Ollie’s Bargain Outlet price target raised to $145 on strong outlook

Published 26/06/2025, 13:22
Ollie’s Bargain Outlet price target raised to $145 on strong outlook

Investing.com - KeyBanc raised its price target on Ollie’s Bargain Outlet (NASDAQ:OLLI) stock to $145.00 from $135.00 on Thursday, while maintaining an Overweight rating on the discount retailer. The new target represents the highest among analysts, with current targets ranging from $105 to $145. According to InvestingPro data, the stock is currently trading near its 52-week high of $132.22.

The firm cited a favorable long-term outlook for Ollie’s, naming it one of its top picks for 2025 and a favorite small to mid-cap growth story. KeyBanc believes the company will continue benefiting from store expansion and a favorable closeout environment. The company’s strong momentum is reflected in its impressive YTD return of 19.8% and one-year return of 33.7%. Get access to 16 additional ProTips and comprehensive analysis with InvestingPro.

Recent checks by the firm indicated strong turnout for Ollie’s first-ever June Ollie’s Army Night, suggesting strong momentum in the second quarter to date. KeyBanc noted that comparisons in July are easier, which should continue to support the stock in the weeks ahead.

The firm expects Ollie’s to benefit from the favorable closeout environment, consumers seeking value, and share gains from the Big Lots (NYSE:BIG) bankruptcy in the second half of the year. These factors contributed to KeyBanc’s increased confidence in the company’s long-term outlook.

Ollie’s Bargain Outlet operates a chain of discount retail stores across the United States, offering brand name merchandise at reduced prices through closeout purchases and other sourcing methods.
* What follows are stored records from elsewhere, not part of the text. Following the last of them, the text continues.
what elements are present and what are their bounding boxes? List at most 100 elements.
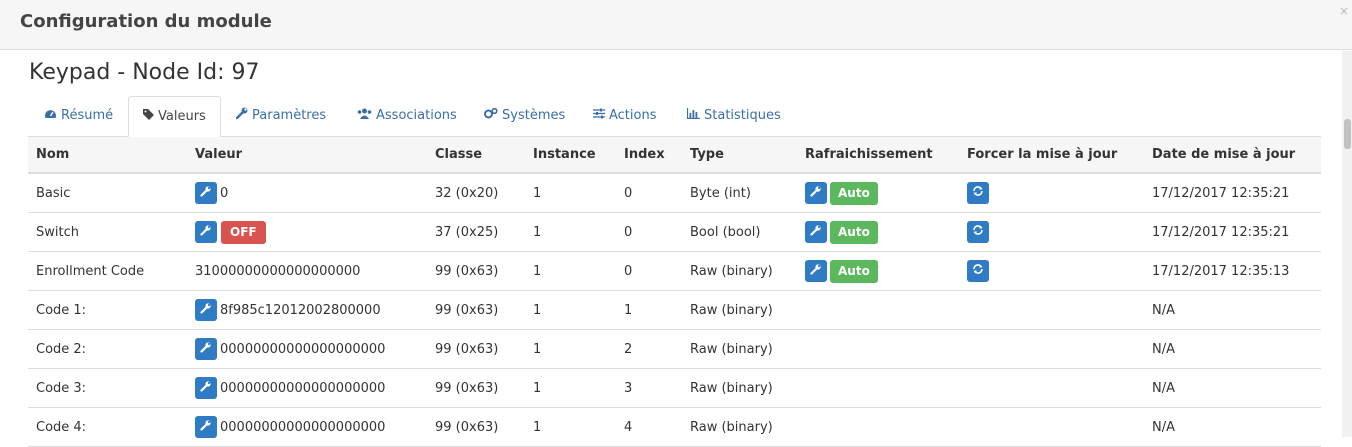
- cell-forcer: [959, 407, 1144, 447]
- cell-forcer: [959, 329, 1144, 369]
- wrench-icon: [810, 264, 822, 278]
- wrench-icon: [810, 225, 822, 239]
- page-title: Keypad - Node Id: 97: [29, 60, 260, 85]
- tab-valeurs[interactable]: Valeurs: [128, 96, 221, 137]
- cell-classe: 99 (0x63): [427, 368, 525, 408]
- tab-actions[interactable]: Actions: [593, 96, 657, 137]
- refresh-config-button[interactable]: [805, 260, 827, 282]
- cell-type: Bool (bool): [682, 212, 797, 252]
- dashboard-icon: [44, 96, 57, 136]
- cell-index: 2: [616, 329, 682, 369]
- table-row: Code 1: 8f985c12012002800000 99 (0x63) 1 1 Ra…: [28, 290, 1321, 330]
- force-update-button[interactable]: [967, 182, 989, 204]
- wrench-icon: [200, 225, 212, 239]
- cell-index: 0: [616, 251, 682, 291]
- cell-nom: Code 1:: [28, 290, 187, 330]
- cell-index: 4: [616, 407, 682, 447]
- cell-type: Raw (binary): [682, 329, 797, 369]
- cell-classe: 99 (0x63): [427, 329, 525, 369]
- cell-index: 0: [616, 173, 682, 213]
- col-header-rafraichissement: Rafraichissement: [797, 137, 959, 174]
- wrench-icon: [200, 303, 212, 317]
- cell-date: N/A: [1144, 368, 1321, 408]
- cell-type: Byte (int): [682, 173, 797, 213]
- tab-actions-label: Actions: [609, 108, 657, 123]
- cell-nom: Enrollment Code: [28, 251, 187, 291]
- cell-valeur: 8f985c12012002800000: [187, 290, 427, 330]
- force-update-button[interactable]: [967, 221, 989, 243]
- table-row: Code 2: 00000000000000000000 99 (0x63) 1 2 Ra…: [28, 329, 1321, 369]
- modal-header: Configuration du module: [0, 0, 1352, 50]
- cell-rafraichissement: [797, 368, 959, 408]
- cell-instance: 1: [525, 368, 616, 408]
- cell-nom: Basic: [28, 173, 187, 213]
- tab-statistiques-label: Statistiques: [704, 108, 781, 123]
- cell-date: N/A: [1144, 407, 1321, 447]
- cell-nom: Switch: [28, 212, 187, 252]
- edit-value-button[interactable]: [195, 221, 217, 243]
- col-header-classe: Classe: [427, 137, 525, 174]
- refresh-config-button[interactable]: [805, 221, 827, 243]
- table-row: Code 3: 00000000000000000000 99 (0x63) 1 3 Ra…: [28, 368, 1321, 408]
- off-toggle-button[interactable]: OFF: [221, 220, 266, 244]
- cell-forcer: [959, 368, 1144, 408]
- edit-value-button[interactable]: [195, 416, 217, 438]
- cell-index: 3: [616, 368, 682, 408]
- tab-associations[interactable]: Associations: [357, 96, 457, 137]
- cell-type: Raw (binary): [682, 290, 797, 330]
- refresh-config-button[interactable]: [805, 182, 827, 204]
- cell-rafraichissement: Auto: [797, 212, 959, 252]
- tab-parametres[interactable]: Paramètres: [235, 96, 326, 137]
- tab-statistiques[interactable]: Statistiques: [686, 96, 781, 137]
- cell-rafraichissement: Auto: [797, 173, 959, 213]
- cell-nom: Code 3:: [28, 368, 187, 408]
- cell-classe: 37 (0x25): [427, 212, 525, 252]
- cell-date: 17/12/2017 12:35:21: [1144, 173, 1321, 213]
- tab-resume-label: Résumé: [61, 108, 114, 123]
- col-header-date: Date de mise à jour: [1144, 137, 1321, 174]
- cell-forcer: [959, 173, 1144, 213]
- col-header-nom: Nom: [28, 137, 187, 174]
- col-header-valeur: Valeur: [187, 137, 427, 174]
- cell-date: 17/12/2017 12:35:21: [1144, 212, 1321, 252]
- cell-classe: 99 (0x63): [427, 407, 525, 447]
- auto-refresh-button[interactable]: Auto: [830, 259, 878, 283]
- auto-refresh-button[interactable]: Auto: [830, 220, 878, 244]
- cell-valeur: OFF: [187, 212, 427, 252]
- cell-forcer: [959, 251, 1144, 291]
- table-row: Code 4: 00000000000000000000 99 (0x63) 1 4 Ra…: [28, 407, 1321, 447]
- cell-type: Raw (binary): [682, 368, 797, 408]
- wrench-icon: [200, 186, 212, 200]
- table-row: Switch OFF 37 (0x25) 1 0 Bool (bool) Auto 17/12…: [28, 212, 1321, 252]
- table-header-row: Nom Valeur Classe Instance Index Type Ra…: [28, 137, 1321, 174]
- wrench-icon: [200, 381, 212, 395]
- cell-valeur: 0: [187, 173, 427, 213]
- table-row: Basic 0 32 (0x20) 1 0 Byte (int) Auto 17/12/201…: [28, 173, 1321, 213]
- value-text: 8f985c12012002800000: [220, 302, 381, 318]
- edit-value-button[interactable]: [195, 377, 217, 399]
- tab-resume[interactable]: Résumé: [44, 96, 113, 137]
- edit-value-button[interactable]: [195, 182, 217, 204]
- tab-systemes[interactable]: Systèmes: [484, 96, 565, 137]
- force-update-button[interactable]: [967, 260, 989, 282]
- scrollbar-thumb[interactable]: [1344, 119, 1351, 149]
- tab-associations-label: Associations: [376, 108, 457, 123]
- sliders-icon: [593, 96, 605, 136]
- cell-instance: 1: [525, 173, 616, 213]
- edit-value-button[interactable]: [195, 299, 217, 321]
- cell-valeur: 00000000000000000000: [187, 329, 427, 369]
- wrench-icon: [810, 186, 822, 200]
- col-header-forcer: Forcer la mise à jour: [959, 137, 1144, 174]
- cell-classe: 99 (0x63): [427, 251, 525, 291]
- scrollbar[interactable]: [1342, 51, 1352, 437]
- cell-forcer: [959, 290, 1144, 330]
- tab-bar: Résumé Valeurs Paramètres Associations S…: [28, 96, 1321, 137]
- edit-value-button[interactable]: [195, 338, 217, 360]
- cell-index: 0: [616, 212, 682, 252]
- tab-systemes-label: Systèmes: [502, 108, 566, 123]
- cell-index: 1: [616, 290, 682, 330]
- auto-refresh-button[interactable]: Auto: [830, 181, 878, 205]
- close-icon[interactable]: ×: [1339, 4, 1349, 18]
- wrench-icon: [235, 96, 248, 136]
- cell-rafraichissement: Auto: [797, 251, 959, 291]
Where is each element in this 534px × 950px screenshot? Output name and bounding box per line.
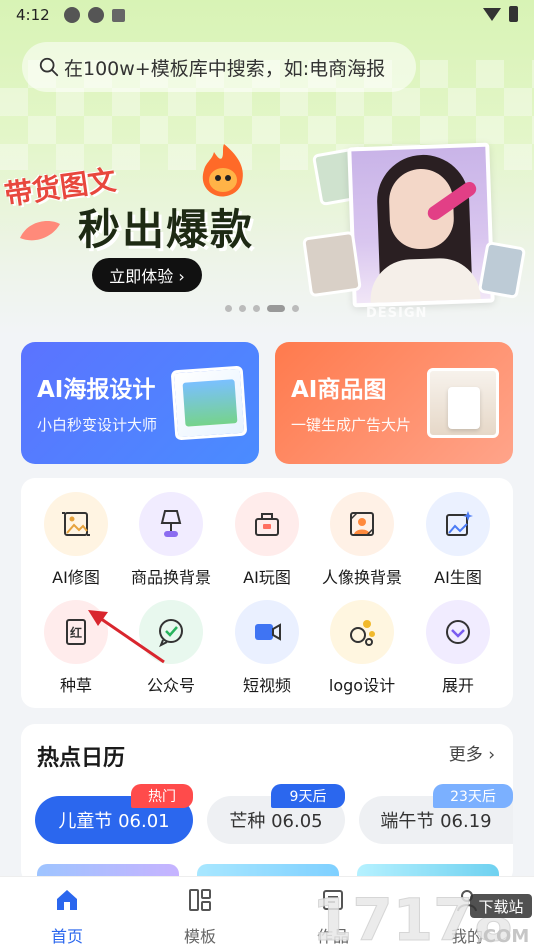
tool-label: 公众号 <box>146 676 195 695</box>
tool-label: 人像换背景 <box>321 568 402 587</box>
event-badge-countdown: 9天后 <box>271 784 345 808</box>
banner-watermark: DESIGN <box>366 306 428 321</box>
ai-product-card[interactable]: AI商品图 一键生成广告大片 <box>275 342 513 464</box>
watermark-domain: .COM <box>476 926 529 947</box>
nav-label: 首页 <box>50 927 83 946</box>
tool-label: AI修图 <box>52 568 100 587</box>
nav-home[interactable]: 首页 <box>27 887 107 947</box>
tool-logo-design[interactable]: logo设计 <box>314 600 410 696</box>
tool-label: AI生图 <box>434 568 482 587</box>
product-photo-2 <box>302 230 362 298</box>
carousel-dot[interactable] <box>239 305 246 312</box>
tool-label: 展开 <box>441 676 474 695</box>
calendar-more-link[interactable]: 更多 › <box>449 740 495 765</box>
tool-label: AI玩图 <box>243 568 291 587</box>
flame-mascot-icon <box>202 144 243 197</box>
hero-banner[interactable]: 4:12 在100w+模板库中搜索，如:电商海报 带货图文 秒出爆款 立即体验 … <box>0 0 534 335</box>
event-label: 儿童节 06.01 <box>58 811 170 832</box>
status-time: 4:12 <box>16 6 50 24</box>
wifi-icon <box>483 7 501 21</box>
expand-chevron-icon <box>426 600 490 664</box>
home-icon <box>57 890 77 910</box>
notification-a-icon <box>111 8 125 22</box>
calendar-title: 热点日历 <box>37 746 126 771</box>
site-watermark: 17178 下载站 .COM <box>312 886 532 950</box>
tool-product-bg[interactable]: 商品换背景 <box>123 492 219 588</box>
template-grid-icon <box>189 889 211 911</box>
video-camera-icon <box>235 600 299 664</box>
portrait-icon <box>330 492 394 556</box>
lamp-icon <box>139 492 203 556</box>
carousel-dot[interactable] <box>292 305 299 312</box>
event-badge-hot: 热门 <box>131 784 193 808</box>
event-badge-countdown: 23天后 <box>433 784 513 808</box>
hot-calendar: 热点日历 更多 › 儿童节 06.01 热门 芒种 06.05 9天后 端午节 … <box>21 724 513 884</box>
image-sparkle-icon <box>426 492 490 556</box>
leaf-decoration-icon <box>20 220 60 241</box>
notification-icon-2 <box>87 7 104 23</box>
tool-label: 商品换背景 <box>130 568 211 587</box>
status-bar: 4:12 <box>0 0 534 30</box>
model-photo <box>347 142 495 308</box>
palette-icon <box>330 600 394 664</box>
carousel-dot[interactable] <box>225 305 232 312</box>
annotation-arrow <box>88 610 165 664</box>
carousel-dot-active[interactable] <box>267 305 285 312</box>
tool-ai-gen[interactable]: AI生图 <box>410 492 506 588</box>
search-input[interactable]: 在100w+模板库中搜索，如:电商海报 <box>22 42 416 92</box>
event-label: 芒种 06.05 <box>229 811 323 832</box>
tool-label: 种草 <box>59 676 92 695</box>
nav-label: 模板 <box>183 927 216 946</box>
banner-headline: 秒出爆款 <box>78 205 255 254</box>
tool-label: logo设计 <box>328 676 396 695</box>
product-photo-3 <box>477 240 527 300</box>
tool-portrait-bg[interactable]: 人像换背景 <box>314 492 410 588</box>
tool-expand[interactable]: 展开 <box>410 600 506 696</box>
image-crop-icon <box>44 492 108 556</box>
carousel-indicator[interactable] <box>225 305 299 312</box>
nav-templates[interactable]: 模板 <box>160 887 240 947</box>
poster-books-image <box>170 365 248 441</box>
search-icon <box>39 57 59 77</box>
carousel-dot[interactable] <box>253 305 260 312</box>
notification-icon <box>63 7 80 23</box>
watermark-badge: 下载站 <box>478 898 523 916</box>
tools-grid: AI修图 商品换背景 AI玩图 人像换背景 AI生图 红 种草 公众号 短视频 … <box>21 478 513 708</box>
search-placeholder: 在100w+模板库中搜索，如:电商海报 <box>64 57 386 80</box>
battery-icon <box>509 6 518 22</box>
product-image <box>427 368 499 438</box>
tool-ai-retouch[interactable]: AI修图 <box>28 492 124 588</box>
try-now-button[interactable]: 立即体验 › <box>92 258 202 292</box>
tool-label: 短视频 <box>242 676 291 695</box>
ai-poster-card[interactable]: AI海报设计 小白秒变设计大师 <box>21 342 259 464</box>
toolbox-icon <box>235 492 299 556</box>
event-label: 端午节 06.19 <box>380 811 492 832</box>
tool-short-video[interactable]: 短视频 <box>219 600 315 696</box>
tool-ai-play[interactable]: AI玩图 <box>219 492 315 588</box>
In other recent news, Ollie’s Bargain Outlet has been the focus of various analyst assessments following its recent financial performance. The company reported a comparable-store sales increase of 2.6%, exceeding both UBS’s estimate of 2.0% and the consensus of 1.7%. UBS maintained a Neutral rating with a $123 price target, emphasizing Ollie’s position to benefit from value-seeking consumers in a challenging economic climate. Meanwhile, Citi reiterated a Buy rating with a $133 price target, highlighting Ollie’s potential market share gains from At Home’s bankruptcy and the impact of its promotional events. Piper Sandler also adjusted its price target slightly to $123, maintaining an Overweight rating due to Ollie’s favorable market position and strong inventory flow from liquidated retailers.

Morgan Stanley (NYSE:MS) kept its Equalweight rating with a $118 price target, projecting potential growth in comparable sales and EBIT margins if current favorable conditions persist. KeyBanc reaffirmed an Overweight rating and a $135 price target, citing strong first-quarter results and the strategic acquisition of Big Lots locations as growth drivers. Analysts from various firms have pointed out Ollie’s ability to capitalize on current market opportunities and navigate economic uncertainties. These developments reflect a mix of optimism and caution among analysts regarding Ollie’s future performance.